When Storipress markets itself as having the world's fastest hosting, we were not joking. Sites literally load in milliseconds, and a good reason why we're able to do this is by literally building our own CDN.
Whilst this choice may have clear performance benefits, there was also a more practical reason why we chose to roll our own CDN. Due to Storipress existing as a multi-tenant hosting solution, in order to issue and deliver individual SSL certificates as required with custom domains, off-the-shelf CDN solutions would have been cost prohibitive at $600/month per cert.
Resultantly, we literally had to build our own proprietary network of servers as it was the only feasible way Storipress could provide SSL for custom domains. This may seem like a daunting task (and it was), but Storipress’ unique architecture enabled us to do some interesting things:
Unlike other CMSs, Storipress sites are pre-rendered as static files. Because these files are not dynamically rendered, this also allowed us to store these files in a file store instead of a database.
Unlike other webservers which serve 5-20 files per request, this server would serve 1, pre-compressed static HTML (CSS inlined) file per request. Larger files like Javascript and rich media (images + video) are code split and offloaded to third party CDNs.

Storipress’ Hosting Architecture. Not visualised is the global routing layer which sits above the SSL servers which directs requests to the geographically closest node.

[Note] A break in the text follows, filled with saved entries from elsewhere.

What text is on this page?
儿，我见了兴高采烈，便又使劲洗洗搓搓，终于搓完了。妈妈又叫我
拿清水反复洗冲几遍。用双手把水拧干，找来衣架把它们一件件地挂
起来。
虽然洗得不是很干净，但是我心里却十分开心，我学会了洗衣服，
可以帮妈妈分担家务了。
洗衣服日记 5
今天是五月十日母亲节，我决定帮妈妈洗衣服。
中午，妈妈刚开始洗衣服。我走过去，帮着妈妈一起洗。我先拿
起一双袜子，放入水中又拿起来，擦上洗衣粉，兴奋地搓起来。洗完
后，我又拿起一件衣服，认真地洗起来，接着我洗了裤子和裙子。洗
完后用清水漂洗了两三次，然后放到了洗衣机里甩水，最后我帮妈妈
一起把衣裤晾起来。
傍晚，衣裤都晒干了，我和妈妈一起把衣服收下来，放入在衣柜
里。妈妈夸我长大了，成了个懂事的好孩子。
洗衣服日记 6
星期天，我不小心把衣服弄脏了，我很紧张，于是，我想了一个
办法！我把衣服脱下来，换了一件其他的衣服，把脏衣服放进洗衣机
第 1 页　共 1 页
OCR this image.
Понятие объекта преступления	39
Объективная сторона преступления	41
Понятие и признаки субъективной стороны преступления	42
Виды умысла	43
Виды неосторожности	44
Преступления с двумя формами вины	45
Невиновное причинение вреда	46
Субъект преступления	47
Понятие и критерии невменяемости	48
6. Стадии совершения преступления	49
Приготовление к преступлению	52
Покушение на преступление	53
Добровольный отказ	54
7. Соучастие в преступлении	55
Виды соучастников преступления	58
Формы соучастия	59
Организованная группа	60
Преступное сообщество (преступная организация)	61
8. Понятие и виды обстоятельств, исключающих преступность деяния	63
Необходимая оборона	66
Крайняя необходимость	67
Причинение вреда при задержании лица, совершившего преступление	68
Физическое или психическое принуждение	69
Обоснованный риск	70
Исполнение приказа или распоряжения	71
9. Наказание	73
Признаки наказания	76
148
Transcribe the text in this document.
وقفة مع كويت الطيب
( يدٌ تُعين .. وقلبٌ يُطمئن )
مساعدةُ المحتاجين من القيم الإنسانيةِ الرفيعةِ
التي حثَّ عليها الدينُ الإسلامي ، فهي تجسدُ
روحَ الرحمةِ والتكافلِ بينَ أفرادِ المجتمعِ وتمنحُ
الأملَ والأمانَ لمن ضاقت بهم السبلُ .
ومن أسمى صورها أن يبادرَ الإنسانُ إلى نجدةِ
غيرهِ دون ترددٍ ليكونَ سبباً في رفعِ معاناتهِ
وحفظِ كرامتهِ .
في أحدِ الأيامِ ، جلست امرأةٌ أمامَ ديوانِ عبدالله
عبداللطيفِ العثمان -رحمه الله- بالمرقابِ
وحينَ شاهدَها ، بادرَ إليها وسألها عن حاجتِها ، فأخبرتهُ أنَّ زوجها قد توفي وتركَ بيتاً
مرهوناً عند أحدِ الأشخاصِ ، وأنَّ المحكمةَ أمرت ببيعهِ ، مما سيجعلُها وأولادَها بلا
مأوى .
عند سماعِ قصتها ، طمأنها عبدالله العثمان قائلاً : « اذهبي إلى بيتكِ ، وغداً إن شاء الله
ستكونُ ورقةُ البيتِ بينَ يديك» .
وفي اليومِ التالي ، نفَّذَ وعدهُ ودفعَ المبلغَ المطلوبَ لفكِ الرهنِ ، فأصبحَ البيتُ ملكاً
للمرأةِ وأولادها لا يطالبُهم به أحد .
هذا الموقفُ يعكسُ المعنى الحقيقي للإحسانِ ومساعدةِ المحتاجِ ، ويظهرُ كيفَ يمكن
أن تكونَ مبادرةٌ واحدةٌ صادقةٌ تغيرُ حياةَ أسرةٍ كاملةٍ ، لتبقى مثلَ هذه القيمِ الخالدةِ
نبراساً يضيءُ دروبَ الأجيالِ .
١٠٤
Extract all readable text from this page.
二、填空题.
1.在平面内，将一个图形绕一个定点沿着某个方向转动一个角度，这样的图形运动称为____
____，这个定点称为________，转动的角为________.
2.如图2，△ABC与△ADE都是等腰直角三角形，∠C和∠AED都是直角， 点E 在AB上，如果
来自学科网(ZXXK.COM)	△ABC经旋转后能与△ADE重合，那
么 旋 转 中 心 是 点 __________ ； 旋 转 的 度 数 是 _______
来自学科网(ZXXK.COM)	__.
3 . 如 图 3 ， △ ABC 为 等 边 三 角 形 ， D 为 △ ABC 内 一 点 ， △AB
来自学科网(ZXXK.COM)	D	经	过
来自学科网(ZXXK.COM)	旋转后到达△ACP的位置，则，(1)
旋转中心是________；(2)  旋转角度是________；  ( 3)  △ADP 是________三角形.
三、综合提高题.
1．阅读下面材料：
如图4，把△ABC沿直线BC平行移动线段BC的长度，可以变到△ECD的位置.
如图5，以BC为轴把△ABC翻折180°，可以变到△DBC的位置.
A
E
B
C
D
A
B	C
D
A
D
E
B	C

Measuring Performance and Scalability
The architecture described above is highly unusual, with there being no publicly known information on its scaling characteristics. Prior to launch, our team needed to know how this system would scale, so we decided to test it!
Our testbench setup:
One 0.25 vCPU AWS Fargate node running OpenResty.
This node is connected to an AWS EFS file store which contains solely HTML files with CSS inlined. JS and rich media are offloaded to ‘real’ CDNs for delivery.
Two tools, K6 and Hey, were used to send simulated traffic to the server and stress the CPU. K6 was scripted to hit a variety of URLs with Hey only hitting the resource heavy homepage. These tools were hosted on Linode to avoid sending traffic from AWSs internal network.
Results:
1.2M Requests/Hour
The point where this 0.25 vCPU node fails is at 1.2M pageviews/hour, at a data egress cost of $3.60 USD. This is 890M requests/month at a HTML transfer cost of $2,680, on a server less powerful than a Raspberry Pi.
3rd party CDN costs: $26
Delivery of non-HTML files for this amount of traffic has an upper bound cost estimate of $26USD/1.2M pageviews. This is due to these files being extremely optimised, and can decrease a further 65% with scale pricing.
Unbeatable TTFB
As the first few requests hit the server, TTFB goes from 800ms to 2-20ms as requested files start to be cached in RAM.
Discussion
Our team knew this architecture would be scalable, but not to this extent. On receiving these results, we initially thought it was a bug as we could not understand around how a 0.25vCPU could deliver this many requests. We re-ran this test 12 times under different operating parameters to confirm the results.
Our team theorises this insane performance is as our nodes only deliver 1 static file per request; standard webservers dynamically process multiple code files per request from a database, placing exponentially more stress on the CPU.
Closing Notes
Our endless chase for performance doesn't end there however. Whilst the above test demonstrates the power of our HTML CDN on a single 0.25 vCPU node, Storipress' production hosting architecture has 16 nodes distributed across the world, each having approximately 6x more vCPU power than the machine used in our test.
This means that even with these results, in production, we are running a CDN with approximately 96x more compute power than the test instance with 16 regions of failover. And, perhaps unsurprisingly, on stress testing, we have not been able to push our this architecture to failure (knock on wood).
This means Storipress has truly class leading performance, scalability, and cost that cannot be replicated by other solutions, benefits which we pass onto you — and benefits only achieved through our vertical integration of hosting with our unique CMS software architecture.